This is weird.  No other phototrophic microbes have both the energy-producing and the photosynthesizing photosystem in the same cell – two very similar but still divergent protein complexes – but instead only have one or the other.  It’s hard but not impossible to imagine horizontal gene transfer moving around that many dozens of genes in a coherent way.  One popular hypothesis surrounding the origin of oxygenic photosynthesis suggests that an ancestral photosynthesizing microbe actually had both the circular electron transport chain photosystem and the sulfur / iron / etc oxidizing photosystem which had been duplicated within its genome and diverged, and would switch between them depending on the environment and what it needed.  In this situation the lineage leading to the cyanobacteria chained them together, while in all other known lineages of phototrophic/photosynthetic bacteria one or the other photosystem would have been lost (loss being close to irreversible for such a big complicated system and likely to happen to something if it’s ever not needed by a lineage for a long enough while).  This hypothesis is, however, unconfirmed, and the details of the origin of oxygenic photosynthesis are not well understood other than that it appears to have come from a lineage that was capable of both using light for energy and using light to make biomass using hydrogen sulfide.  The question is still open as to how this happened.

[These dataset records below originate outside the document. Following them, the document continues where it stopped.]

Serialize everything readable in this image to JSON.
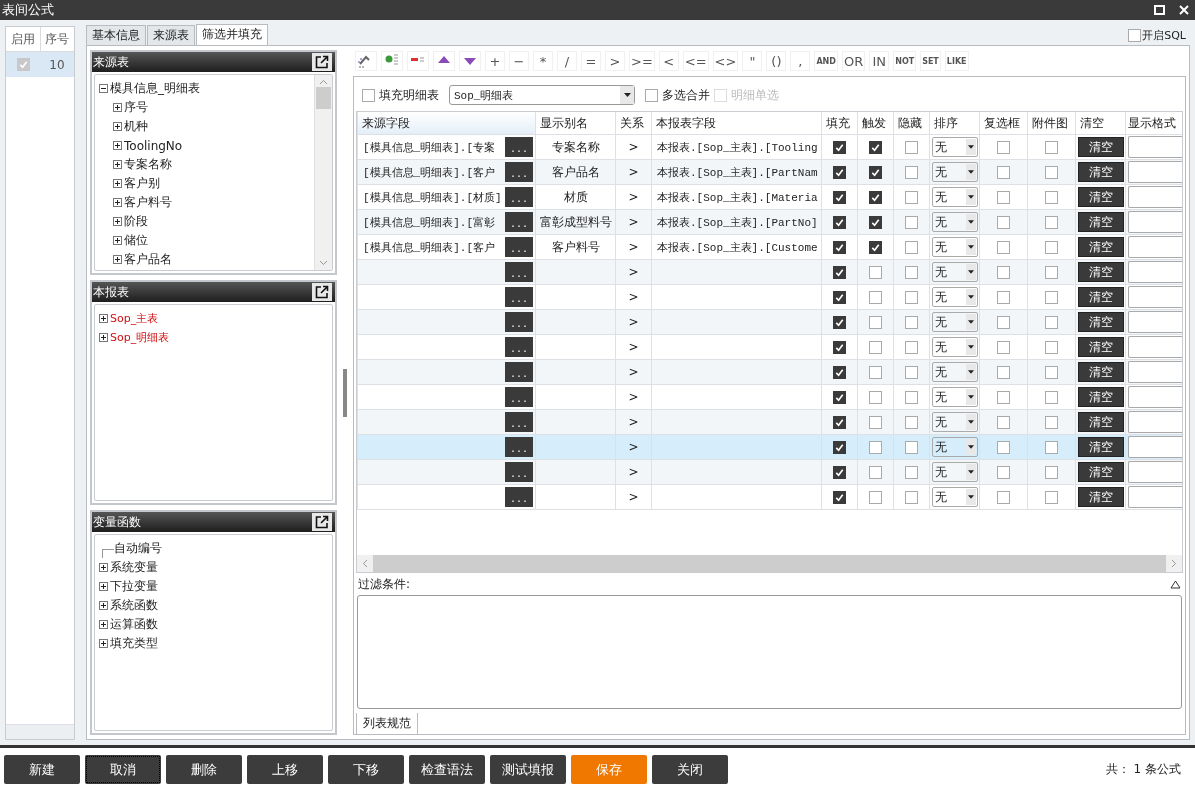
{
  "window": {
    "title": "表间公式"
  },
  "formula_list": {
    "columns": [
      "启用",
      "序号"
    ],
    "rows": [
      {
        "enabled": true,
        "number": "10",
        "selected": true
      }
    ]
  },
  "tabs": [
    {
      "label": "基本信息",
      "selected": false
    },
    {
      "label": "来源表",
      "selected": false
    },
    {
      "label": "筛选并填充",
      "selected": true
    }
  ],
  "sql_toggle": {
    "label": "开启SQL",
    "checked": false
  },
  "source_panel": {
    "title": "来源表",
    "tree": [
      {
        "label": "模具信息_明细表",
        "expanded": true,
        "children": [
          {
            "label": "序号",
            "expanded": false
          },
          {
            "label": "机种",
            "expanded": false
          },
          {
            "label": "ToolingNo",
            "expanded": false
          },
          {
            "label": "专案名称",
            "expanded": false
          },
          {
            "label": "客户别",
            "expanded": false
          },
          {
            "label": "客户料号",
            "expanded": false
          },
          {
            "label": "阶段",
            "expanded": false
          },
          {
            "label": "储位",
            "expanded": false
          },
          {
            "label": "客户品名",
            "expanded": false
          }
        ]
      }
    ]
  },
  "report_panel": {
    "title": "本报表",
    "tree": [
      {
        "label": "Sop_主表",
        "expanded": false
      },
      {
        "label": "Sop_明细表",
        "expanded": false
      }
    ]
  },
  "function_panel": {
    "title": "变量函数",
    "tree": [
      {
        "label": "自动编号"
      },
      {
        "label": "系统变量",
        "expanded": false
      },
      {
        "label": "下拉变量",
        "expanded": false
      },
      {
        "label": "系统函数",
        "expanded": false
      },
      {
        "label": "运算函数",
        "expanded": false
      },
      {
        "label": "填充类型",
        "expanded": false
      }
    ]
  },
  "operators": [
    "+",
    "−",
    "*",
    "/",
    "=",
    ">",
    ">=",
    "<",
    "<=",
    "<>",
    "\"",
    "()",
    ",",
    "AND",
    "OR",
    "IN",
    "NOT",
    "SET",
    "LIKE"
  ],
  "options": {
    "fill_detail": {
      "label": "填充明细表",
      "checked": false
    },
    "detail_table": "Sop_明细表",
    "multi_merge": {
      "label": "多选合并",
      "checked": false
    },
    "detail_single": {
      "label": "明细单选",
      "checked": false,
      "disabled": true
    }
  },
  "grid": {
    "columns": [
      "来源字段",
      "显示别名",
      "关系",
      "本报表字段",
      "填充",
      "触发",
      "隐藏",
      "排序",
      "复选框",
      "附件图",
      "清空",
      "显示格式"
    ],
    "rows": [
      {
        "source": "[模具信息_明细表].[专案",
        "browse": "...",
        "alias": "专案名称",
        "relation": ">",
        "target": "本报表.[Sop_主表].[Tooling",
        "fill": true,
        "trigger": true,
        "hidden": false,
        "sort": "无",
        "checkbox": false,
        "attachment": false,
        "clear": "清空",
        "selected": false
      },
      {
        "source": "[模具信息_明细表].[客户",
        "browse": "...",
        "alias": "客户品名",
        "relation": ">",
        "target": "本报表.[Sop_主表].[PartNam",
        "fill": true,
        "trigger": true,
        "hidden": false,
        "sort": "无",
        "checkbox": false,
        "attachment": false,
        "clear": "清空",
        "selected": false
      },
      {
        "source": "[模具信息_明细表].[材质]",
        "browse": "...",
        "alias": "材质",
        "relation": ">",
        "target": "本报表.[Sop_主表].[Materia",
        "fill": true,
        "trigger": true,
        "hidden": false,
        "sort": "无",
        "checkbox": false,
        "attachment": false,
        "clear": "清空",
        "selected": false
      },
      {
        "source": "[模具信息_明细表].[富彰",
        "browse": "...",
        "alias": "富彰成型料号",
        "relation": ">",
        "target": "本报表.[Sop_主表].[PartNo]",
        "fill": true,
        "trigger": true,
        "hidden": false,
        "sort": "无",
        "checkbox": false,
        "attachment": false,
        "clear": "清空",
        "selected": false
      },
      {
        "source": "[模具信息_明细表].[客户",
        "browse": "...",
        "alias": "客户料号",
        "relation": ">",
        "target": "本报表.[Sop_主表].[Custome",
        "fill": true,
        "trigger": true,
        "hidden": false,
        "sort": "无",
        "checkbox": false,
        "attachment": false,
        "clear": "清空",
        "selected": false
      },
      {
        "browse": "...",
        "relation": ">",
        "fill": true,
        "trigger": false,
        "hidden": false,
        "sort": "无",
        "checkbox": false,
        "attachment": false,
        "clear": "清空",
        "selected": false
      },
      {
        "browse": "...",
        "relation": ">",
        "fill": true,
        "trigger": false,
        "hidden": false,
        "sort": "无",
        "checkbox": false,
        "attachment": false,
        "clear": "清空",
        "selected": false
      },
      {
        "browse": "...",
        "relation": ">",
        "fill": true,
        "trigger": false,
        "hidden": false,
        "sort": "无",
        "checkbox": false,
        "attachment": false,
        "clear": "清空",
        "selected": false
      },
      {
        "browse": "...",
        "relation": ">",
        "fill": true,
        "trigger": false,
        "hidden": false,
        "sort": "无",
        "checkbox": false,
        "attachment": false,
        "clear": "清空",
        "selected": false
      },
      {
        "browse": "...",
        "relation": ">",
        "fill": true,
        "trigger": false,
        "hidden": false,
        "sort": "无",
        "checkbox": false,
        "attachment": false,
        "clear": "清空",
        "selected": false
      },
      {
        "browse": "...",
        "relation": ">",
        "fill": true,
        "trigger": false,
        "hidden": false,
        "sort": "无",
        "checkbox": false,
        "attachment": false,
        "clear": "清空",
        "selected": false
      },
      {
        "browse": "...",
        "relation": ">",
        "fill": true,
        "trigger": false,
        "hidden": false,
        "sort": "无",
        "checkbox": false,
        "attachment": false,
        "clear": "清空",
        "selected": false
      },
      {
        "browse": "...",
        "relation": ">",
        "fill": true,
        "trigger": false,
        "hidden": false,
        "sort": "无",
        "checkbox": false,
        "attachment": false,
        "clear": "清空",
        "selected": true
      },
      {
        "browse": "...",
        "relation": ">",
        "fill": true,
        "trigger": false,
        "hidden": false,
        "sort": "无",
        "checkbox": false,
        "attachment": false,
        "clear": "清空",
        "selected": false
      },
      {
        "browse": "...",
        "relation": ">",
        "fill": true,
        "trigger": false,
        "hidden": false,
        "sort": "无",
        "checkbox": false,
        "attachment": false,
        "clear": "清空",
        "selected": false
      }
    ]
  },
  "filter": {
    "label": "过滤条件:"
  },
  "bottom_tab": {
    "label": "列表规范"
  },
  "buttons": [
    {
      "label": "新建",
      "kind": "normal",
      "focused": false
    },
    {
      "label": "取消",
      "kind": "normal",
      "focused": true
    },
    {
      "label": "删除",
      "kind": "normal",
      "focused": false
    },
    {
      "label": "上移",
      "kind": "normal",
      "focused": false
    },
    {
      "label": "下移",
      "kind": "normal",
      "focused": false
    },
    {
      "label": "检查语法",
      "kind": "normal",
      "focused": false
    },
    {
      "label": "测试填报",
      "kind": "normal",
      "focused": false
    },
    {
      "label": "保存",
      "kind": "primary",
      "focused": false
    },
    {
      "label": "关闭",
      "kind": "normal",
      "focused": false
    }
  ],
  "status": "共： 1 条公式"
}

No one really knows the time at which oxygenic photosynthesis first appeared.  People like to point to the ‘great oxidation’ about 2.3 billion years ago, but that just represents the time at which the main geological sinks that sucked up biogenic oxygen filled up and oxygen became a measurable force in the atmosphere.  Volcanic or biogenic methane exhalations, as well as the oxidation of crustal minerals and the enormous pool of dissolved iron in the oceans would have kept the air completely anoxic for quite some time before the rate of production of oxygen could overwhelm the rate of it being sequestered away in sediments as oxides or turned back into CO2.  The slowing of Earth’s geology as the interior of the planet cooled down leading to less volcanism or changes in the mineral nutrients available to drive different forms of metabolism as a result of this could have been confounding factors, changing when this tipping point was reached.

There is ample evidence of photosynthesis going on all over Earth long before the great oxidation, but it can be difficult to tell oxygenic and nonoxygenic photosynthesis apart unless you can get preserved chemicals from the cells themselves out of fossil microbial mats.  The older banded iron oxide formations from ancient seafloor may have been produced by non-oxygenic photosynthesis turning ferrous iron to rust, without the help of oxygen, or at the same time that oxygenic photosynthesis was also oxidizing iron indirectly.  Molecular biomarkers from preserved microbial mats have suggested cyanobacteria were definitely around by 2.7 billion years ago, and in 2014 evidence came to light in the form of various metal oxides in the rock record that certain shallow marine settings covered in microbial mats were getting oxidized before the ocean basins as a whole up to 3 billion years ago (see Planavsky et al., 2014:  Fossilized microbial mats consistent with an origin from photosynthesis of some sort are seen far before even then, though.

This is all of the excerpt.